Monday, January 17, 2011

My Mother's Wedding Bouquet

On April 21, 1926, my mother carried a bouquet of violets. She got married on San Jacinto Day because it was a school holiday and she had that day and the following weekend off from her work as a teacher in the Corpus Christi, Texas, schools.

April Violet Escapes the Lawnmower

But in January, 1926, my father's courtship of her was still ongoing. She was 21 and he was 38, recently widowed, with a seven-year-old daughter. They met because the daughter was in her second-grade class. After he asked her to marry him, she wanted to wait until school was out, because she needed her job. She was sending money home to her own widowed mother and younger siblings. The Corpus Christi School System at that time allowed only unmarried women to teach.
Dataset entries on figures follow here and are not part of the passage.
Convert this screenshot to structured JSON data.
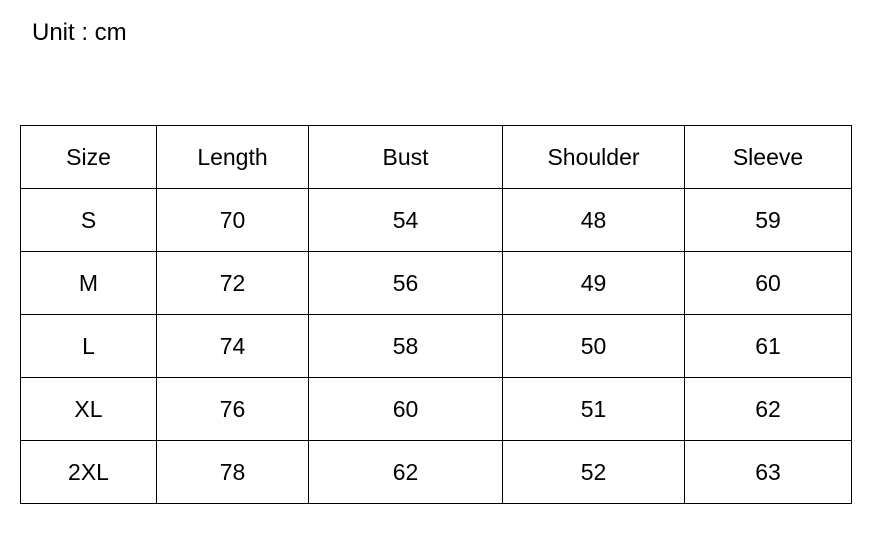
{
  "unit_label": "Unit : cm",
  "table": {
    "headers": [
      "Size",
      "Length",
      "Bust",
      "Shoulder",
      "Sleeve"
    ],
    "rows": [
      [
        "S",
        "70",
        "54",
        "48",
        "59"
      ],
      [
        "M",
        "72",
        "56",
        "49",
        "60"
      ],
      [
        "L",
        "74",
        "58",
        "50",
        "61"
      ],
      [
        "XL",
        "76",
        "60",
        "51",
        "62"
      ],
      [
        "2XL",
        "78",
        "62",
        "52",
        "63"
      ]
    ]
  }
}
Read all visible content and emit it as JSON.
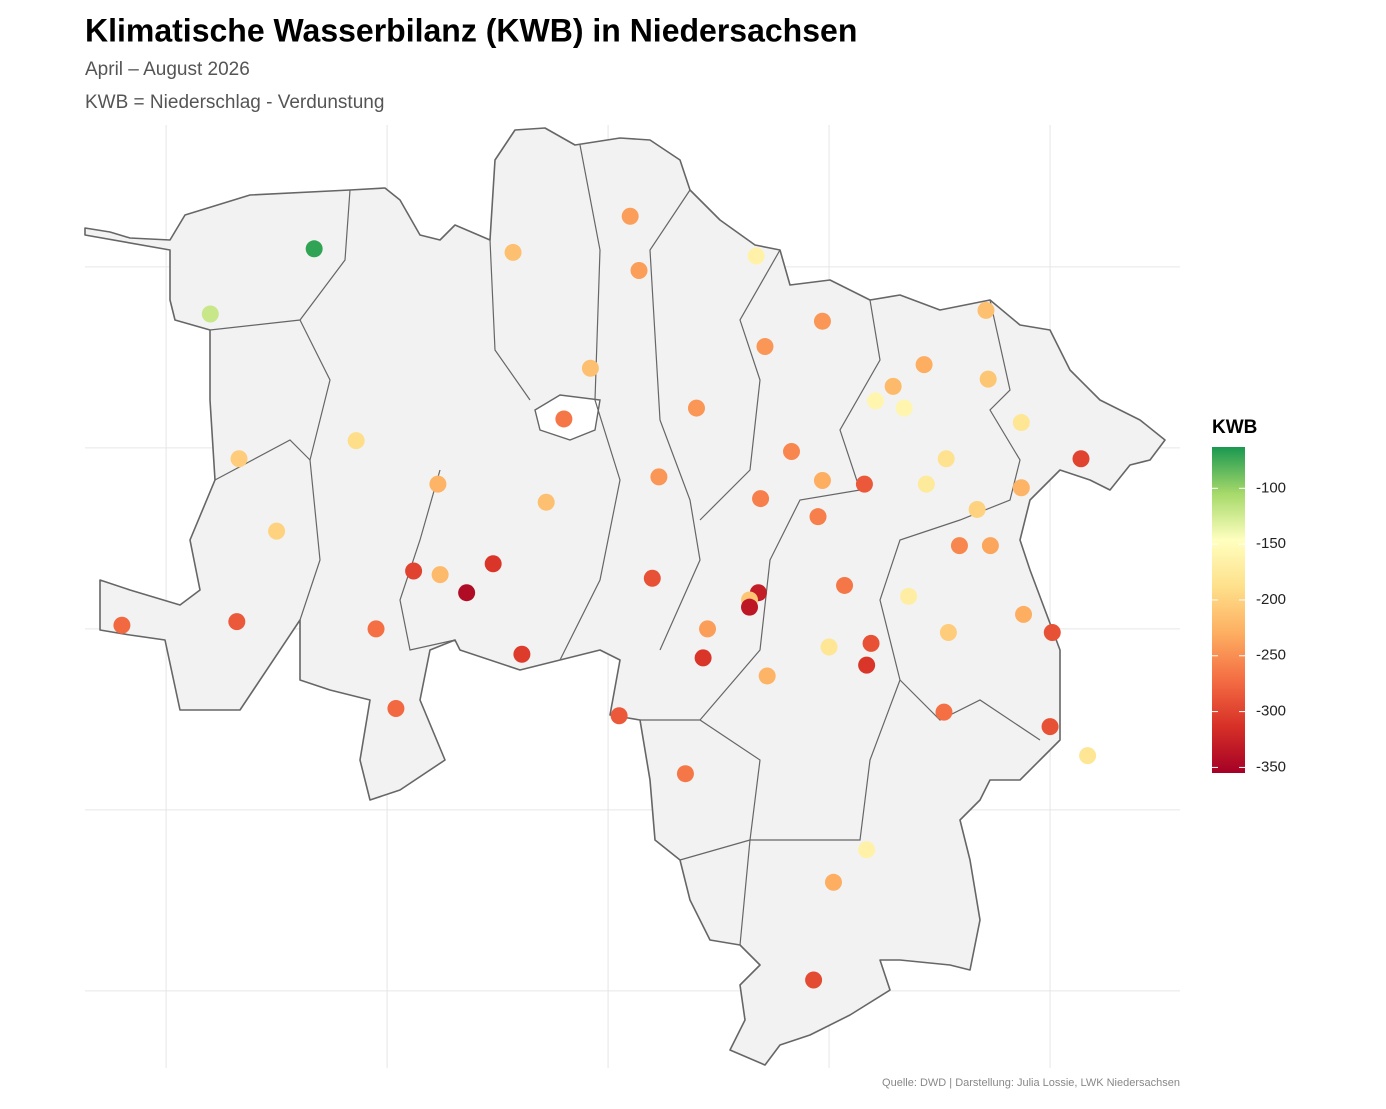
{
  "chart_data": {
    "type": "map",
    "title": "Klimatische Wasserbilanz (KWB) in Niedersachsen",
    "subtitle": "April – August 2026",
    "note": "KWB = Niederschlag - Verdunstung",
    "caption": "Quelle: DWD | Darstellung: Julia Lossie, LWK Niedersachsen",
    "legend_title": "KWB",
    "xlim": [
      6.633,
      11.588
    ],
    "ylim": [
      51.287,
      53.892
    ],
    "xticks": [
      7,
      8,
      9,
      10,
      11
    ],
    "yticks": [
      51.5,
      52,
      52.5,
      53,
      53.5
    ],
    "grid": true,
    "clim": [
      -355,
      -63
    ],
    "cticks": [
      -100,
      -150,
      -200,
      -250,
      -300,
      -350
    ],
    "colorscale": [
      "#a50026",
      "#d73027",
      "#f46d43",
      "#fdae61",
      "#fee08b",
      "#ffffbf",
      "#a6d96a",
      "#1a9850"
    ],
    "x": [
      7.67,
      7.2,
      9.1,
      8.57,
      9.14,
      9.67,
      9.97,
      10.71,
      9.71,
      8.92,
      10.43,
      10.29,
      10.72,
      10.21,
      10.34,
      8.8,
      9.4,
      7.86,
      7.33,
      10.87,
      10.53,
      11.14,
      9.83,
      9.23,
      8.23,
      9.97,
      10.16,
      10.44,
      9.69,
      8.72,
      10.87,
      9.95,
      10.67,
      7.5,
      10.59,
      10.73,
      8.48,
      8.12,
      8.24,
      8.36,
      9.2,
      10.07,
      9.68,
      9.64,
      9.64,
      10.36,
      6.8,
      7.32,
      7.95,
      9.45,
      10.54,
      10.88,
      11.01,
      10.19,
      10.0,
      8.61,
      9.43,
      10.17,
      9.72,
      8.04,
      9.05,
      10.52,
      11.0,
      11.17,
      9.35,
      10.17,
      10.02,
      9.93
    ],
    "y": [
      53.55,
      53.37,
      53.64,
      53.54,
      53.49,
      53.53,
      53.35,
      53.38,
      53.28,
      53.22,
      53.23,
      53.17,
      53.19,
      53.13,
      53.11,
      53.08,
      53.11,
      53.02,
      52.97,
      53.07,
      52.97,
      52.97,
      52.99,
      52.92,
      52.9,
      52.91,
      52.9,
      52.9,
      52.86,
      52.85,
      52.89,
      52.81,
      52.83,
      52.77,
      52.73,
      52.73,
      52.68,
      52.66,
      52.65,
      52.6,
      52.64,
      52.62,
      52.6,
      52.58,
      52.56,
      52.59,
      52.51,
      52.52,
      52.5,
      52.5,
      52.49,
      52.54,
      52.49,
      52.46,
      52.45,
      52.43,
      52.42,
      52.4,
      52.37,
      52.28,
      52.26,
      52.27,
      52.23,
      52.15,
      52.1,
      51.89,
      51.8,
      51.53
    ],
    "values": [
      -70,
      -120,
      -240,
      -215,
      -240,
      -165,
      -245,
      -215,
      -245,
      -215,
      -230,
      -220,
      -210,
      -160,
      -160,
      -265,
      -245,
      -190,
      -205,
      -180,
      -185,
      -300,
      -255,
      -245,
      -225,
      -230,
      -285,
      -175,
      -260,
      -215,
      -225,
      -260,
      -200,
      -200,
      -255,
      -235,
      -310,
      -300,
      -220,
      -345,
      -290,
      -265,
      -330,
      -210,
      -335,
      -170,
      -275,
      -285,
      -270,
      -240,
      -205,
      -230,
      -290,
      -290,
      -180,
      -305,
      -310,
      -310,
      -225,
      -275,
      -285,
      -270,
      -290,
      -180,
      -265,
      -165,
      -230,
      -295
    ]
  }
}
But my father was very persuasive, and they decided to elope to Kingsville, get married, and keep the marriage a secret until school was out. My mother told me that she was wearing as a hat a little cloche, of the style popular in those years, which covered all her hair. After the wedding ceremony, my father drove her back to Corpus Christi along a coast road and they parked for awhile overlooking Corpus Christi Bay to admire the sunset on the water. Mother said she took off her hat and shook her hair out to enjoy the breeze. The sun caught the auburn lights in her brown hair.

"Thelma!" exclaimed my father. "I didn't realize I'd married a red-headed woman."